The central wavelengths of the 4 CWDM channels are 1271, 1291, 1311 and 1331 nm, which comply with CWDM wavelength grid defined by ITU-T G694.2. Each wavelength channel is collected by a discrete photodiode and output as electric data after being amplified by a trans-impedance amplifier (TIA).


QSFP-40G-LR4 PSM Transceiver
QSFP-40G-LR4 PSM is also named as QSFP-40G-PLR4 by some vendors like Arista and Cloudopitcs. Equipped with an MTP/MPO fiber ribbon interface, the LR4 PSM QSFP+ transceiver offers 4 independent transmit and receive lanes, each capable of 10G operation up to 10 km over single mode fiber.


QSFP-40G-LR4 PSM works in a way that the transmitter module accepts electrical input signals compatible with common mode logic (CML) levels. Then the receiver module converts parallel input signals via a photodetector array into output signals. The output signals of the receive module are also voltage compatible with CML levels. Usually, there are guide pins inside the MTP/MPO interface receptacle for proper channel to channel alignment. In that case, when users plug an optical cable with the MTP/MPO connector into a QSFP+ transceiver receptacle, the cable cannot be twisted in case of alignment failure.

QSFP-40G-LR4 CWDM vs. PSM: What's the Difference?
As 40G QSFP+ transceivers, both 40G LR4 CWDM and PSM are used for long-distance transmission. However, in the aspects of optical transmitter (optical Tx), optical MUX/DEMUX, interface, and fiber, they have different features as listed in the following table.

Parameter	40G LR4 CWDM	40G LR4 PSM
Optical Tx	4 uncooled 1300nm CWDM directly-modulated lasers (20nm wavelength spacing)	4 integrated silicon photonic modulators and one CW laser (uncooled 1300nm DFB laser)
Optical MUX/DEMUX	Yes	No
Interface	Duplex LC	MTP/MPO fiber ribbon
Fiber	2 single-mode fibers	MTP/MPO fiber ribbon

FAQs About QSFP-40G-LR4 CWDM/PSM

Can QSFP-40G-LR4 CWDM and PSM Transceivers Be Used for 4x10G?

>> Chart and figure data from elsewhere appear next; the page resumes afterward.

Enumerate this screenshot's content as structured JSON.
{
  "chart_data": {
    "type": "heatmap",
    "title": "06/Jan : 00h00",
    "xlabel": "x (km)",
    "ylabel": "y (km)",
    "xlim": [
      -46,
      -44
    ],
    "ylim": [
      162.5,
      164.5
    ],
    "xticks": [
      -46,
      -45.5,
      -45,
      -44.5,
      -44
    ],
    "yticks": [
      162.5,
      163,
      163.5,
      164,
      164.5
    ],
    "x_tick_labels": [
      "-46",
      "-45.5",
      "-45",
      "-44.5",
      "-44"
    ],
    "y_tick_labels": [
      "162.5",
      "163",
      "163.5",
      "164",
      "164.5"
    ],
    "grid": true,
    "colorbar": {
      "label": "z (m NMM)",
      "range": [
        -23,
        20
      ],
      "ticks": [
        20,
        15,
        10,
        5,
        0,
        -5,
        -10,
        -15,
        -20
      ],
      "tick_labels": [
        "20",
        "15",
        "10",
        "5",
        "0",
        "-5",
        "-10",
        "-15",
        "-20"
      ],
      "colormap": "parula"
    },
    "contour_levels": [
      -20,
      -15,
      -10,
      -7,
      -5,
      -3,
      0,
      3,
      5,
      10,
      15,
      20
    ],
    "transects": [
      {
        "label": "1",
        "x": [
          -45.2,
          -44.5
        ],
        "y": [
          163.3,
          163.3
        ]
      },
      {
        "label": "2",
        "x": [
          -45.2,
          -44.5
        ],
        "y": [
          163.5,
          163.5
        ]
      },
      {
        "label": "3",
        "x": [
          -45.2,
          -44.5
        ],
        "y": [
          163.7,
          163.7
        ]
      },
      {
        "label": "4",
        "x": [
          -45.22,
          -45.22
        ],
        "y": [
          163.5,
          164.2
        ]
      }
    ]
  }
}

It depends on your QSFP+ transceiver type. When you use the QSFP-40G-LR4 CWDM transceiver, it cannot be split into 4x10G. That's because it uses 4 wavelengths on a pair of single mode fiber with LC duplex interface, and does not allow itself to split into 4 pairs without substantial complexity to split out the wavelengths. However, if you use a QSFP-40G-LR4 PSM transceiver, the answer will be different. 40GBASE-LR4 PSM QSFP+ transceiver can be used for 4x10G, because it uses parallel (ribbon) fiber with MTP/MPO interface, which allows the creation of 4 fiber pairs.

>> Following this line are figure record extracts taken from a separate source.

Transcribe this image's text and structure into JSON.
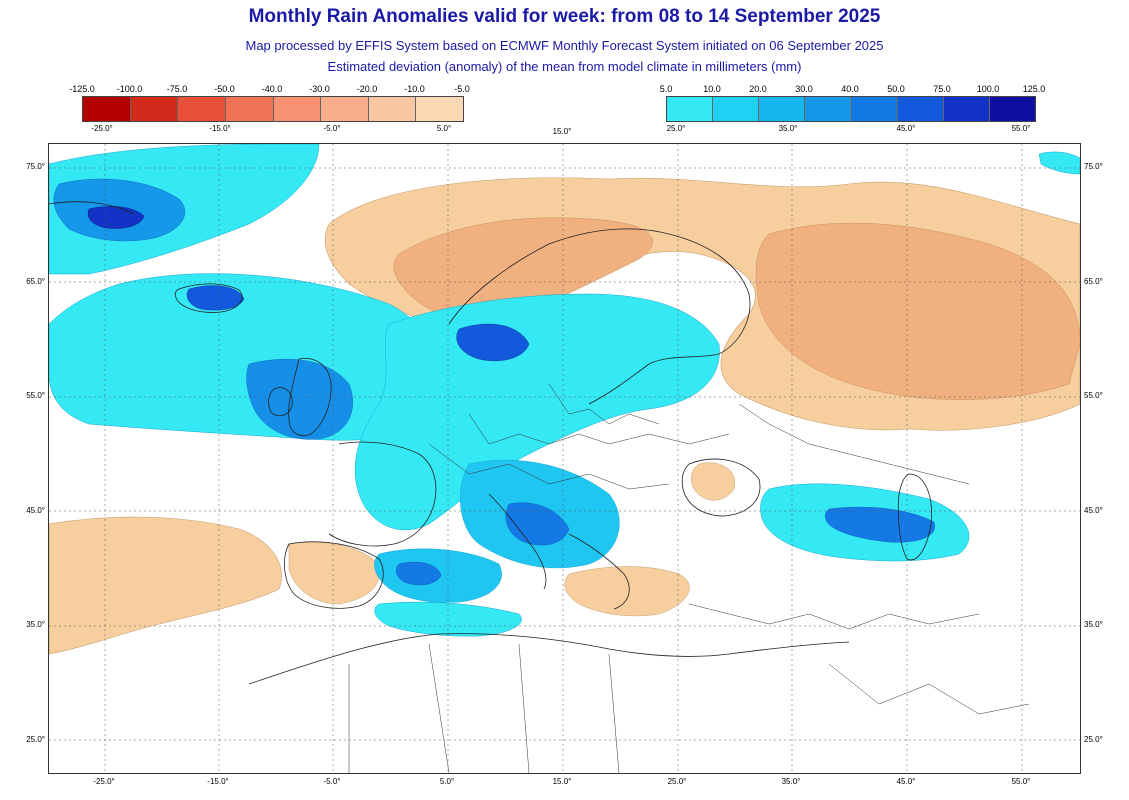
{
  "title": "Monthly Rain Anomalies valid for week: from 08 to 14 September 2025",
  "subtitle_1": "Map processed by EFFIS System based on ECMWF Monthly Forecast System initiated on 06 September 2025",
  "subtitle_2": "Estimated deviation (anomaly) of the mean from model climate in millimeters (mm)",
  "legend_dry": {
    "ticks": [
      "-125.0",
      "-100.0",
      "-75.0",
      "-50.0",
      "-40.0",
      "-30.0",
      "-20.0",
      "-10.0",
      "-5.0"
    ],
    "colors": [
      "#b30000",
      "#d42a1c",
      "#e8503a",
      "#f27355",
      "#f79273",
      "#f8ad8c",
      "#f9c6a2",
      "#f9d8b4"
    ]
  },
  "legend_wet": {
    "ticks": [
      "5.0",
      "10.0",
      "20.0",
      "30.0",
      "40.0",
      "50.0",
      "75.0",
      "100.0",
      "125.0"
    ],
    "colors": [
      "#34e8f4",
      "#1fd1f2",
      "#17b6ee",
      "#1597ea",
      "#1479e4",
      "#1359dc",
      "#1233c6",
      "#0f10a0"
    ]
  },
  "lon_labels": [
    "-25.0°",
    "-15.0°",
    "-5.0°",
    "5.0°",
    "15.0°",
    "25.0°",
    "35.0°",
    "45.0°",
    "55.0°"
  ],
  "lat_labels": [
    "75.0°",
    "65.0°",
    "55.0°",
    "45.0°",
    "35.0°",
    "25.0°"
  ],
  "colors": {
    "title": "#1a1aa6",
    "dry": "#f7cf9f",
    "dry_mid": "#f1b080",
    "wet_light": "#34e8f4",
    "wet_mid": "#1fc6f1",
    "wet_deep": "#168fe8",
    "wet_darkest": "#1233c6",
    "coast": "#222222",
    "grid": "#555555"
  }
}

What's the Difference Between QSFP+ PSM IR4 and 40G QSFP+ PSM LR4 Transceivers?

These two QSFP+ transceivers are both the integrated four-channel optical transceivers with MTP/MPO fiber ribbon interfaces. The only difference lies in their supported transmission distance. 40G PSM LR4 is used to support a transmission distance no further than 10 km while 40G PSM IR4 is 1.4 km.


What Are the Differences Between QSFP+ CWDM LR4 and LX4/ ER4 Transceivers?

Their differences are mainly caused by their supported cables and transmission distances. QSFP-40G-LR4 CWDM is used to support up to 10km link distance over the single mode cable. LX4 CWDM QSFP+ transceiver is designed to support up to 2km (SMF) and 150m (MMF) optical communication applications. And QSFP+ 40G ER4 CWDM transceiver supports the link length of up to 40 km over SMF with the duplex LC interface.